Does gold have a chance to sprint toward $1,800 or even $1,900 before the year ends?
It depends pretty much on how the yellow metal reacts to Friday’s inflation data reflected by the Consumer Price Index.
Gold had an opportunity to reclaim the $1,900 mantle a week ago when it got to as high as $1,853 ounce in New York’s COMEX trading.
Settling above the $1,800 level has been a test of sorts for the front month contract on COMEX.
On Friday, COMEX’s spot gold contract peaked at just below $1,777 ahead of the release of the CPI for November.
The Federal Reserve is closely watching numbers on US inflation and employment, among others, to determine the timing for the first post-pandemic rate hike. The central bank kept rates unchanged at between zero and 0.25% since the COVID-19 outbreak in March 2020.
A rate hike will be negative in principle for gold prices.
All charts courtesy of skcharting.com
“Persistent selling pressure continues to haunt gold for the fourth week in a row,” said Sunil Kumar Dixit, chief technical strategist at skcharting.com.
Dixit said the upside for gold appears capped at the 50% Fibonacci retracement level of the latest high of $,1797. Adding:
“The stochastic RSI has taken negative overlap in the daily and weekly charts but the monthly chart stochastic has made positive overlap hinting at last ditch recovery to retest middle Bollinger Band of $1,818 and 38.2% fibonacci level $1,825.”
Whether gold scales above the $1,800 boundary and reclaims the $1,825-$1,860 or plunges to $1,720 broadly depends on the trend key levels of $1,797 and $1,761, said gold blogger Dhwani Mehta said in a post on FX Street.
“Gold is back in the red, looking to test the critical $1,760 support area, with all eyes on the US inflation numbers,” said Mehta.
“Only a daily closing above the key $1,792 confluence will open doors for further recovery, with the next immediate hurdle seen at 50-DMA, now at $1,796. The bulls will then target the $1,800 figure.”
Mehta said on the flip side, immediate support for COMEX gold was seen at the previous day’s low of $1,773. The Nov. 3 low at $1,766 could then be on buyers’ radars, she said.
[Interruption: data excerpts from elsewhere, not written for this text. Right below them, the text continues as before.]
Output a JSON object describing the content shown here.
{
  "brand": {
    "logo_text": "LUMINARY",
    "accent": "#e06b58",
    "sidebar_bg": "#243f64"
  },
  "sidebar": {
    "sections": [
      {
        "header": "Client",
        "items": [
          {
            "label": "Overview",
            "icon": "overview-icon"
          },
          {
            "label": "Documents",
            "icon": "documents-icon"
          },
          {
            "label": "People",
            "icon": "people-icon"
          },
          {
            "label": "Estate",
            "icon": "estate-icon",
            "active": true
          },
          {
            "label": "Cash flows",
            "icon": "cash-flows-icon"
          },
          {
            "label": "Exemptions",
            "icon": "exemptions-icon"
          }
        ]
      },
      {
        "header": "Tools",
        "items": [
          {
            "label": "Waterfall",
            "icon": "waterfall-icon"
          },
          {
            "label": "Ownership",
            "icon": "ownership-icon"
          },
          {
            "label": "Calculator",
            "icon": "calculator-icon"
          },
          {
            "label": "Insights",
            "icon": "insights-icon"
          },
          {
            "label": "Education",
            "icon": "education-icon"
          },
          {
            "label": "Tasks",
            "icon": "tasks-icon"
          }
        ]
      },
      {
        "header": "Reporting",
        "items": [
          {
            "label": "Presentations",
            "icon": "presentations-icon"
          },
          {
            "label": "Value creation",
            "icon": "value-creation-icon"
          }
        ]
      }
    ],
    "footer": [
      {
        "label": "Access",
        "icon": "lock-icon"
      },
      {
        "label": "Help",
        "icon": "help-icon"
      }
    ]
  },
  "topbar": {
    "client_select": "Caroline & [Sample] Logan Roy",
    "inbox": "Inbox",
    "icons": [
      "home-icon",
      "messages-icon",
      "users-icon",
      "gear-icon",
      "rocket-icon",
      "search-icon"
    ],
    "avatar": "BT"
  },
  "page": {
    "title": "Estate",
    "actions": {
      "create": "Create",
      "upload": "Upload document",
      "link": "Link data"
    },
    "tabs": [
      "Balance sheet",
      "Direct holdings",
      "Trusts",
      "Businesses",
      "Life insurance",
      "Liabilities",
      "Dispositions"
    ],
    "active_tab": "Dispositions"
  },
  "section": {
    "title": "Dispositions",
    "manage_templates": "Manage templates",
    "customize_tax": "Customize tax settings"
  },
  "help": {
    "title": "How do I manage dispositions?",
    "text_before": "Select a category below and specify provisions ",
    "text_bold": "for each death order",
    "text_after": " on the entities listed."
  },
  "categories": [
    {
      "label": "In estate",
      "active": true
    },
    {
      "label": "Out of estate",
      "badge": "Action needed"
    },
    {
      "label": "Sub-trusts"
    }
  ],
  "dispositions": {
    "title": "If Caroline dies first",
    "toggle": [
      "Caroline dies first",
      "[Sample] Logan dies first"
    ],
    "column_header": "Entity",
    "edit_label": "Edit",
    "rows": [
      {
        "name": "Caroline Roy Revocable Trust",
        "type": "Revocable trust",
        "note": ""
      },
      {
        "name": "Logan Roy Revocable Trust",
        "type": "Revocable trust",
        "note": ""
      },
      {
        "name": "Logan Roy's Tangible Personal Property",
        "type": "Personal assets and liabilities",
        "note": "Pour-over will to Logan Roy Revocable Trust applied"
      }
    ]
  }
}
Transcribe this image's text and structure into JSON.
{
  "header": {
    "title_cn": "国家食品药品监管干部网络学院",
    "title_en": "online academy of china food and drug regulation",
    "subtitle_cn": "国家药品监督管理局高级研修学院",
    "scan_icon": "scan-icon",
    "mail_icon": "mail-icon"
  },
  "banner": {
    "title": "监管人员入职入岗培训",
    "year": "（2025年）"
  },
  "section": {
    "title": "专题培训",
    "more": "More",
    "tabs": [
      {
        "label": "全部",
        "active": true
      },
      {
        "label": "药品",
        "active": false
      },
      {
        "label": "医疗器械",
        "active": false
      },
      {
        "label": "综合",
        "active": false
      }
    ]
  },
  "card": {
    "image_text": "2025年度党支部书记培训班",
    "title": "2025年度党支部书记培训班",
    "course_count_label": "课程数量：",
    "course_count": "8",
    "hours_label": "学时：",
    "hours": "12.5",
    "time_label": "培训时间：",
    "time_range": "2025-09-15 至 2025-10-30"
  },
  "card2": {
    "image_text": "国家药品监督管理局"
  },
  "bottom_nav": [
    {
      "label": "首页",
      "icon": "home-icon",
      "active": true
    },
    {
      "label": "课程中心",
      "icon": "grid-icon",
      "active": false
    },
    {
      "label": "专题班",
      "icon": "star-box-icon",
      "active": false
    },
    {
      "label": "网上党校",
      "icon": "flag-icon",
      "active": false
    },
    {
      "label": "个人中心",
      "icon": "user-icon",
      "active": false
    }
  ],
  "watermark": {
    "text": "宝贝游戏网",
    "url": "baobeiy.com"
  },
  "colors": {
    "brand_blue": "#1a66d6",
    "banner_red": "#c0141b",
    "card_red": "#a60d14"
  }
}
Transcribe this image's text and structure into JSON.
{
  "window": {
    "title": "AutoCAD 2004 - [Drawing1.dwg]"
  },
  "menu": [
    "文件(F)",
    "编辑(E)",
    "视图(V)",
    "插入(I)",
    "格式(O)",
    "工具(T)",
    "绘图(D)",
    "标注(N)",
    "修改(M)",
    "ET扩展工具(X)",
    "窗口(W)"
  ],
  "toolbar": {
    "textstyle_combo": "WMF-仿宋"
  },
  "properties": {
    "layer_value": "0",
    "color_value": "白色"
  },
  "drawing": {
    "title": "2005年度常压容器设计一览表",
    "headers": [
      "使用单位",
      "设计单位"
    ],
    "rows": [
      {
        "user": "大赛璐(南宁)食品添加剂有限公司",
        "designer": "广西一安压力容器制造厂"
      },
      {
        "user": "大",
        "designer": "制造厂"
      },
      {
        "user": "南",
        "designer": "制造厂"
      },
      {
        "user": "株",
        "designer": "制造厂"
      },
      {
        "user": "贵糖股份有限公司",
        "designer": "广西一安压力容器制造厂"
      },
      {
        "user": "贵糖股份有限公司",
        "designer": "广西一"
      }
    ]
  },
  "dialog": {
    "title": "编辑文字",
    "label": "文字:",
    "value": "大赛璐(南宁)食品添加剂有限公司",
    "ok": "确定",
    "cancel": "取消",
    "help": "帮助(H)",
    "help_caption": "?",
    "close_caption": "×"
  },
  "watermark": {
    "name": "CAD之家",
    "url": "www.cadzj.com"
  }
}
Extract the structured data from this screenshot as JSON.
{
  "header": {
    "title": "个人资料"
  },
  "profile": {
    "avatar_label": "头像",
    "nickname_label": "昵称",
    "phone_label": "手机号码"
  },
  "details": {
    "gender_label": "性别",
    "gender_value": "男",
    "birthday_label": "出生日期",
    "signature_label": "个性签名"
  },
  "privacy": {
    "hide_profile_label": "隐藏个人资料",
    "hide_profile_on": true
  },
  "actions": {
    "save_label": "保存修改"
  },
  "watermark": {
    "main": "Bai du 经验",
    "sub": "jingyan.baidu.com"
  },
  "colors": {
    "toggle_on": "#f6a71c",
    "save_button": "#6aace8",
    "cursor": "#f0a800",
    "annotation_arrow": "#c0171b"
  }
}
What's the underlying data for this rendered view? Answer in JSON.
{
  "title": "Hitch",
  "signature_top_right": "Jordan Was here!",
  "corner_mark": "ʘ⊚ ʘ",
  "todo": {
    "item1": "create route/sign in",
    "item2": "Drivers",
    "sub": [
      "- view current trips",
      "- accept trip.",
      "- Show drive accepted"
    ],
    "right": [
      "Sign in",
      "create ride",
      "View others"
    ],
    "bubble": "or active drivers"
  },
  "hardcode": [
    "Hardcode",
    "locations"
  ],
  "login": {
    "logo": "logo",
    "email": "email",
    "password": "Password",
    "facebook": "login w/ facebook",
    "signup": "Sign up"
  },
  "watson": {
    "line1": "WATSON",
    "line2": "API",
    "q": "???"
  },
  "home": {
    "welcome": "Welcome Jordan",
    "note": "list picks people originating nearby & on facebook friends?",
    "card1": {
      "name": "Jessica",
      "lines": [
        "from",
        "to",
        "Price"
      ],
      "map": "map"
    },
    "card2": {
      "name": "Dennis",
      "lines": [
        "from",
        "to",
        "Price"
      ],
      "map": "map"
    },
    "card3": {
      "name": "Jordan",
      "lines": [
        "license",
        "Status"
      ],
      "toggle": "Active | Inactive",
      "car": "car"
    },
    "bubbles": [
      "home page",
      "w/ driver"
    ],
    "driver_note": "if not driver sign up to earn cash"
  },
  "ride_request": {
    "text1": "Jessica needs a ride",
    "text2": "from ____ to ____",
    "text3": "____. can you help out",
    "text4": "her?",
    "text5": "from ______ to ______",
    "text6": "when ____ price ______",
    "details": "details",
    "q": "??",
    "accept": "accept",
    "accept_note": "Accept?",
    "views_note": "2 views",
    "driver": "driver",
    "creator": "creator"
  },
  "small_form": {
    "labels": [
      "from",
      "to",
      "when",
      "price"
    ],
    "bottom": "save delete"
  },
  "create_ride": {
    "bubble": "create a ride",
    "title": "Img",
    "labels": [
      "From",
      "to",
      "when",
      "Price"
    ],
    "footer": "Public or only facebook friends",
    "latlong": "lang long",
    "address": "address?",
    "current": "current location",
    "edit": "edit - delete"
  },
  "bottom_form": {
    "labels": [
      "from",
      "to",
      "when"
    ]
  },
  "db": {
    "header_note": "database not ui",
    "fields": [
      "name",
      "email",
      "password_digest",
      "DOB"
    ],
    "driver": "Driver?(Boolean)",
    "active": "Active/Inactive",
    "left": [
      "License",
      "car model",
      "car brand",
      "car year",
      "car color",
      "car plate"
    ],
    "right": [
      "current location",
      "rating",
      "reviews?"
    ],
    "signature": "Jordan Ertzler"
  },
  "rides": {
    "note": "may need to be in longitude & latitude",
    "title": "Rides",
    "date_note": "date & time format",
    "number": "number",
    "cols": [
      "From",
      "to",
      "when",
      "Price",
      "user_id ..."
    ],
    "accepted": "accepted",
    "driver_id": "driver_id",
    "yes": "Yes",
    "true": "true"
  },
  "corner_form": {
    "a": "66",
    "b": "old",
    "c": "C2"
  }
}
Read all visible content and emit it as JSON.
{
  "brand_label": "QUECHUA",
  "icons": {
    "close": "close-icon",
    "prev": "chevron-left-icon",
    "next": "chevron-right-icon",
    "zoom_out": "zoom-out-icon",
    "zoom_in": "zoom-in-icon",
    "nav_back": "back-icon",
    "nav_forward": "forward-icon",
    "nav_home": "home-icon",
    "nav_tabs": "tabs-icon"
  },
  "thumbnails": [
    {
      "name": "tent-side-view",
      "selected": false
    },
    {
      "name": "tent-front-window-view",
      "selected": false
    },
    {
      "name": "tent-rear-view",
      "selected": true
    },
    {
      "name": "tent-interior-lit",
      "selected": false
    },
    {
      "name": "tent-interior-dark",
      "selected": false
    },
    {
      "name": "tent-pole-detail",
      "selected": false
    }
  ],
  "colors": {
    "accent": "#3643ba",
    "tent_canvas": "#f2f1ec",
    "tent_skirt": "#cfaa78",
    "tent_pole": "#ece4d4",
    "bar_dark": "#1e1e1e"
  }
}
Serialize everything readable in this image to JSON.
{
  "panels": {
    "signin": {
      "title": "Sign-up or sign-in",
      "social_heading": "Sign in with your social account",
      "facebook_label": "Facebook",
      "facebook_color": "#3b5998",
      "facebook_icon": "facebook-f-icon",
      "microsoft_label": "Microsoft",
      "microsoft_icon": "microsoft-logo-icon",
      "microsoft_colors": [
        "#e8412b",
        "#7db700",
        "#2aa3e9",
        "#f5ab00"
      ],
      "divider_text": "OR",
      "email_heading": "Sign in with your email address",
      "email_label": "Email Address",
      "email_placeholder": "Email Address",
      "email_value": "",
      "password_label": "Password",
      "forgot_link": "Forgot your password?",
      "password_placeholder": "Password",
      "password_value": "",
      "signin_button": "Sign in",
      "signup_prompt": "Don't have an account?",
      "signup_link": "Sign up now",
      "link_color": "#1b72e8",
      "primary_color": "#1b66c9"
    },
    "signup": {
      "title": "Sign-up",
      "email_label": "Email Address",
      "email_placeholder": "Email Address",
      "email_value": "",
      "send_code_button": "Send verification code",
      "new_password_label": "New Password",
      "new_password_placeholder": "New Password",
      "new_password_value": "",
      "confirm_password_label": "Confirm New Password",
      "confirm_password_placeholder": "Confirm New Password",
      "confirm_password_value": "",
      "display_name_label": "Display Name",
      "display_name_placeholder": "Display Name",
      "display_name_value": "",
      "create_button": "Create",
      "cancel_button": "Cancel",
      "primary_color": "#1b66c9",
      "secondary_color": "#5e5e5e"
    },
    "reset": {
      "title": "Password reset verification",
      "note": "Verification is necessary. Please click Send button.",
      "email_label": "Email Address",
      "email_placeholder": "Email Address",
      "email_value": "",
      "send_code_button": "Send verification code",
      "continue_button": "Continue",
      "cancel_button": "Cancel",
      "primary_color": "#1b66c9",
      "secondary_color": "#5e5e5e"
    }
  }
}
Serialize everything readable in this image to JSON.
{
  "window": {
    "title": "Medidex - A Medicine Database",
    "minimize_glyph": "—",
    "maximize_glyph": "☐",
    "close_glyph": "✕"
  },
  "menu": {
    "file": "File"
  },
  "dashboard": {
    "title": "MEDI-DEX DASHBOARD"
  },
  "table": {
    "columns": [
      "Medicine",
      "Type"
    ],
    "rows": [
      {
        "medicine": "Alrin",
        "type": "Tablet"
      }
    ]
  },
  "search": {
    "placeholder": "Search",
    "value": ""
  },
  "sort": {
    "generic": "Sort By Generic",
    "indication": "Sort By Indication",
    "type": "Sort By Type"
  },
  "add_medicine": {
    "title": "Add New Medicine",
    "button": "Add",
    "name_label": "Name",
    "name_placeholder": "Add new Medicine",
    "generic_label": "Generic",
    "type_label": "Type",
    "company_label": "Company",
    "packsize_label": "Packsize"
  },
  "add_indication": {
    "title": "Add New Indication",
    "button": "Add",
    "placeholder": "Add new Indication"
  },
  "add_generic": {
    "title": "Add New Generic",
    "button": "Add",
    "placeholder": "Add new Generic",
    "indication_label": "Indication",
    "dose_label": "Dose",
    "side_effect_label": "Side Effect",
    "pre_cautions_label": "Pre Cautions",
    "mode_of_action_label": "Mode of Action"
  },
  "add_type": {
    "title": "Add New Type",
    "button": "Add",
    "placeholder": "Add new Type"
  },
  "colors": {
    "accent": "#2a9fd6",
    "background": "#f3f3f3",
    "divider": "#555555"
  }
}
Gold bulls remain hopeful while the horizontal trendline support pegged at $1,760, she noted.
Disclaimer: Barani Krishnan uses a range of views outside his own to bring diversity to his analysis of any market. For neutrality, he sometimes presents contrarian views and market variables. He does not hold a position in the commodities and securities he writes about.